MSCI: Not all CRE faces the same woes as the office sector

Commercial property loan originations rose much higher Q/Q than the average of 31% in the second quarter of 2023.

MSCI has reported on what it described as the complex reality of the commercial real estate markets in the US, and noted that the gravest concerns are confined to the office sector.

In the debt edition of its US Capital Trends report, the MSCI complained that there have been “off the cuff” statements to the effect that the commercial real estate markets are in freefall. But that is not the case.

Some sectors do face what the report called illiquidity in the debt portion of the capital stack. In other sectors, though, there is nothing more apocalyptic than… more expensive debt.

MSCI noted that the loan originations it tracked rose 31 percent in the second quarter of 2023. This is not merely the normal springtime increase. In the 2013-2022 period, the average increase from first to second quarter was 17 percent, far below the 2023 increase.

Fear of illiquidity is not justified either in regard to commercial mortgages or to apartments. Where the pessimists have a point is in the office sector, where loan originations were 52 percent lower in the second quarter of 2023 than the pre-pandemic second quarter average.

The office sector was formerly a significant component of the portfolio of a typical institutional investor. It was one more than 40 percent of the capital value of the funds in the MSCI/PREA US ACOE Quarterly Property Fund Index. By mid-2023, that percentage had fallen to 23 percent. This makes it less prominent than the industrial sector (37 percent).

In short, the complexity usually missed by pessimists is that the office sector faces unique circumstances, and debt does remain available for most sectors.

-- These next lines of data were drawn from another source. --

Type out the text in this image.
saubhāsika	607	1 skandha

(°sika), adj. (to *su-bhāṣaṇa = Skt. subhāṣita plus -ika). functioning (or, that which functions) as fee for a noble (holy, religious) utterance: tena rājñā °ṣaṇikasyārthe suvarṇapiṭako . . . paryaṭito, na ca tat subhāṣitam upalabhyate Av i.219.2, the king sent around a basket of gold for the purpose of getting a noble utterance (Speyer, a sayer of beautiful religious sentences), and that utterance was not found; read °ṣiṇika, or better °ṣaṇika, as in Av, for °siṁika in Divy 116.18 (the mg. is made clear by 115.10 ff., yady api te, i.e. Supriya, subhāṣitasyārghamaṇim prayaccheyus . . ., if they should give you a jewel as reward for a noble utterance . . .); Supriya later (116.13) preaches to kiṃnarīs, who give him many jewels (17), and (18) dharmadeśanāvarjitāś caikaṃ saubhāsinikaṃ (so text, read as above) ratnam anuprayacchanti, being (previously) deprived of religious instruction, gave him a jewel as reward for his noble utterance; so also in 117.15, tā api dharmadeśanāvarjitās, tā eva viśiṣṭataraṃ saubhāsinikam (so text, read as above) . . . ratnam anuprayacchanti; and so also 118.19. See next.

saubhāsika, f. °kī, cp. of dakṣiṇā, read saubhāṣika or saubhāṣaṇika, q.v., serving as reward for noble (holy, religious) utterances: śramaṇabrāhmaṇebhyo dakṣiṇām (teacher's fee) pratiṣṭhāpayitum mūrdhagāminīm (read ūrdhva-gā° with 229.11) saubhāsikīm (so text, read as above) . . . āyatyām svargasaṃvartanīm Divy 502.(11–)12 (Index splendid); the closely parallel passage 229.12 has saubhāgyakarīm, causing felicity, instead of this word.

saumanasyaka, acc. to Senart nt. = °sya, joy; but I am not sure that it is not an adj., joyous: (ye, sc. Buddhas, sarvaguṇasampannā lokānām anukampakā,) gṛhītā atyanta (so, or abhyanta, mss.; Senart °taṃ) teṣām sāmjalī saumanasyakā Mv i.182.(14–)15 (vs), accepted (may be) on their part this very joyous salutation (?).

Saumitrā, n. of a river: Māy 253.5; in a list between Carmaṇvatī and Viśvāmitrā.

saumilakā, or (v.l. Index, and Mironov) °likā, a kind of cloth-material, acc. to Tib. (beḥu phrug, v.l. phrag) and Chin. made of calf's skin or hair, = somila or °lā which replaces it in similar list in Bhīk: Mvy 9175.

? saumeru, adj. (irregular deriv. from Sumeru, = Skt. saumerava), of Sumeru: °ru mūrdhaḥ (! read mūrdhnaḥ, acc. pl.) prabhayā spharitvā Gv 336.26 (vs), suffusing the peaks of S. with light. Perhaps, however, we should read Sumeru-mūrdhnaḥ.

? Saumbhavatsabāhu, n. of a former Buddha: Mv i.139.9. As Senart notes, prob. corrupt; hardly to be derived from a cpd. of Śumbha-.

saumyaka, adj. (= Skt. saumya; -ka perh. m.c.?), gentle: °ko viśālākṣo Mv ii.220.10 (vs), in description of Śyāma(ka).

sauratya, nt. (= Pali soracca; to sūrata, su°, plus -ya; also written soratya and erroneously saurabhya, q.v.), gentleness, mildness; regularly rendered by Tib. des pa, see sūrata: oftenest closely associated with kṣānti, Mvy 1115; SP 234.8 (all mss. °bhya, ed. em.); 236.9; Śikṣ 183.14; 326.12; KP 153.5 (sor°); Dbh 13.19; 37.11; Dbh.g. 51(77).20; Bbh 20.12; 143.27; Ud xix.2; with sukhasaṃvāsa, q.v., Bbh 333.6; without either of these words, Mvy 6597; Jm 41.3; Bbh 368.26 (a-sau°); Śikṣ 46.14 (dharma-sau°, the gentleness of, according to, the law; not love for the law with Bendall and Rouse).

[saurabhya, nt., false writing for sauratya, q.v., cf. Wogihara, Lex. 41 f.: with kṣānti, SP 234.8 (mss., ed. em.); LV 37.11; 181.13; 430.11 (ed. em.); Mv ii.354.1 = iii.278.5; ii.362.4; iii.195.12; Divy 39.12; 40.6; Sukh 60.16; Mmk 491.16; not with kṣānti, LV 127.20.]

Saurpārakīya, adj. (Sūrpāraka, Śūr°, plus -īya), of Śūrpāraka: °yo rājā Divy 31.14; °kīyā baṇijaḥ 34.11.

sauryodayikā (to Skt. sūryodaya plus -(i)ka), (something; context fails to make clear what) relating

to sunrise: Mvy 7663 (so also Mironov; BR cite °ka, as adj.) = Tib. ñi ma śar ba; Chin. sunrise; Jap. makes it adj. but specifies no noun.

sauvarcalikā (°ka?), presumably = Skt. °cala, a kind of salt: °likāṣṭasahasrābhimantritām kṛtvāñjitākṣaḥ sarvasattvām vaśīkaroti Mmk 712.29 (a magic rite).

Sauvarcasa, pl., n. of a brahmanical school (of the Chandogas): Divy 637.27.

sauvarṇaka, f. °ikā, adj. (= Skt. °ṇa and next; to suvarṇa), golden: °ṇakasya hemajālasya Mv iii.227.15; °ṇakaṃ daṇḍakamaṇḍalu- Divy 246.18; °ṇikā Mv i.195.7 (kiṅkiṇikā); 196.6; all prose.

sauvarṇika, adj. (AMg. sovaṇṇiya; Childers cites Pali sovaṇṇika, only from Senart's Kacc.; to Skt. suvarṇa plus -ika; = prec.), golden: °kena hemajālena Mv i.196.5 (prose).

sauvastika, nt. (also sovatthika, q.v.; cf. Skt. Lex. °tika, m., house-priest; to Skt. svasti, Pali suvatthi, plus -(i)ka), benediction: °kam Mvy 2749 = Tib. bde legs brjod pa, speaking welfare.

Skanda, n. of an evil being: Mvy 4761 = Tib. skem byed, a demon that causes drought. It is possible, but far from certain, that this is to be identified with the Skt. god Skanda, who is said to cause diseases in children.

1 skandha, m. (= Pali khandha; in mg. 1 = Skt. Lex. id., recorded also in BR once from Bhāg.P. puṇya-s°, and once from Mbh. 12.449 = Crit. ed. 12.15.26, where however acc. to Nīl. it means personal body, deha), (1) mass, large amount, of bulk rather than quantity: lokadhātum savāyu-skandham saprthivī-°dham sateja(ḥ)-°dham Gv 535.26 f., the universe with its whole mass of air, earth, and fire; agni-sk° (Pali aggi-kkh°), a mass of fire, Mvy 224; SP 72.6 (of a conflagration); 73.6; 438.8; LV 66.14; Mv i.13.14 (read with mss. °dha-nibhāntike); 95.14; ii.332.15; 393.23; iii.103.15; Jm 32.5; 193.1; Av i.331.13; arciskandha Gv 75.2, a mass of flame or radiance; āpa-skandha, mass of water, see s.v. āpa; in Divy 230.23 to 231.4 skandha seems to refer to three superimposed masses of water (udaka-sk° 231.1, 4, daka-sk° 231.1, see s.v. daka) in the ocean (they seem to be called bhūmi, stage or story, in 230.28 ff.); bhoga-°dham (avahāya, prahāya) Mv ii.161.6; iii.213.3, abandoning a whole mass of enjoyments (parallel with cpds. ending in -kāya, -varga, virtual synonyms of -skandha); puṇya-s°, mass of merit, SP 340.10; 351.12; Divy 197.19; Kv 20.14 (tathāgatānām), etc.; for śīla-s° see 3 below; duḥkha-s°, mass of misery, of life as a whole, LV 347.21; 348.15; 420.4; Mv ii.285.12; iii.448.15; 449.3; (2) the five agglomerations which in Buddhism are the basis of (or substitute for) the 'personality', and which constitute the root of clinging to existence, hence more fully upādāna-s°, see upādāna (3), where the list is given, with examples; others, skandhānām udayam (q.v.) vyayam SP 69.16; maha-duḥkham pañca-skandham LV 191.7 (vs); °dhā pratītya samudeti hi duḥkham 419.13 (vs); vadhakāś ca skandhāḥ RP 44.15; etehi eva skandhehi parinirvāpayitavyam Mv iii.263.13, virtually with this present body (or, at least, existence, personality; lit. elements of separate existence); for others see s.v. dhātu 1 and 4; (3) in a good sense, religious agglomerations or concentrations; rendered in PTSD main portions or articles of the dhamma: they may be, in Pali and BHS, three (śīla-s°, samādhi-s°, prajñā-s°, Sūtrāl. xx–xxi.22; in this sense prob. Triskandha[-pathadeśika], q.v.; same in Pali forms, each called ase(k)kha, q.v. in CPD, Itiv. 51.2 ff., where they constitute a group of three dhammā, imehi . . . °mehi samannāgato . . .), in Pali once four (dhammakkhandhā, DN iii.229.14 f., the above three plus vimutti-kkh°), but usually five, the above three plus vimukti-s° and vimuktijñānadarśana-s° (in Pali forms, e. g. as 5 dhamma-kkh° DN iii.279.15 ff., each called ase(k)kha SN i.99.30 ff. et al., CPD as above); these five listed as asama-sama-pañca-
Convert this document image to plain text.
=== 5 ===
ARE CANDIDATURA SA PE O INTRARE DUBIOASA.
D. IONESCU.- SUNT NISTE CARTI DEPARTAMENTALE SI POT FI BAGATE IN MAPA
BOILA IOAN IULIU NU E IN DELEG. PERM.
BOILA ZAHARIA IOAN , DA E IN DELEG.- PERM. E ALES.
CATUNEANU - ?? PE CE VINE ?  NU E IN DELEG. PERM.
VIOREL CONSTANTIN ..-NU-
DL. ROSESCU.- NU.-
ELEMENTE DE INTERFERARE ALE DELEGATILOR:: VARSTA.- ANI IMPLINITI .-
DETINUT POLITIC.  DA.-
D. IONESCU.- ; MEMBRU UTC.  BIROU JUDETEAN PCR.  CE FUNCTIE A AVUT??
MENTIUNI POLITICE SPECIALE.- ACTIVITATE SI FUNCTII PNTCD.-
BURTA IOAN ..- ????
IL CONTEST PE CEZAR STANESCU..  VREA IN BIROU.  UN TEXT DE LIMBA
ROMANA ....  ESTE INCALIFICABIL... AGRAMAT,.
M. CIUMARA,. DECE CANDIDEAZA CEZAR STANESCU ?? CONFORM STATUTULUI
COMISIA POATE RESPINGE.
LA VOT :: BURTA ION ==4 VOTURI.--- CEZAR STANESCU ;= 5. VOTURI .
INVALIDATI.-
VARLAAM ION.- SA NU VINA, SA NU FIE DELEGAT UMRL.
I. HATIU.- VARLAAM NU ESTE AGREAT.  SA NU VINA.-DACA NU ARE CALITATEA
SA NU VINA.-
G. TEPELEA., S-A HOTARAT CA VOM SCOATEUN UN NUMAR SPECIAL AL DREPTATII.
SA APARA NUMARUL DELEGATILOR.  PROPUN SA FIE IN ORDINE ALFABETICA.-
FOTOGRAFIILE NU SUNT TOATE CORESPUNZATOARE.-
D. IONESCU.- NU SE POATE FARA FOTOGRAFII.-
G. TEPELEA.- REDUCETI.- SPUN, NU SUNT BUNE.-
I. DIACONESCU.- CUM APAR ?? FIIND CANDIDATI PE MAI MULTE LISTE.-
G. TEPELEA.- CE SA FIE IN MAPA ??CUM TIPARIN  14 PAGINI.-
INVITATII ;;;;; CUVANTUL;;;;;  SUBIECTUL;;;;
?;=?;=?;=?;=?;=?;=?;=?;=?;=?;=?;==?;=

The distinction between the problems of the office sector and those of commercial real estate more broadly is important. Historically, the availability of commercial real estate loans matters for the economy’s macro performance. The savings and loan crisis of the early 1990s came about because debt market dysfunctions drove down asset prices, which in turn led to retreats by lenders, in a vicious cycle. Likewise, the global financial crisis of 2008 followed a “subprime lending” crisis in the prior year and a downward spiral.

MSCI suggests that the same pattern may have been the case during the onset of the Great Depression. There was no hard data on commercial real estate debt in the US in the late 1920s and early 1930s, but “anecdotes suggest a similar pullback of lending at that time”.

It is fortunate, then, that the dysfunctions of 2013, though real, are not those of the commercial real estate space as a whole but those of the office market in the days of long covid and Zoom meetings.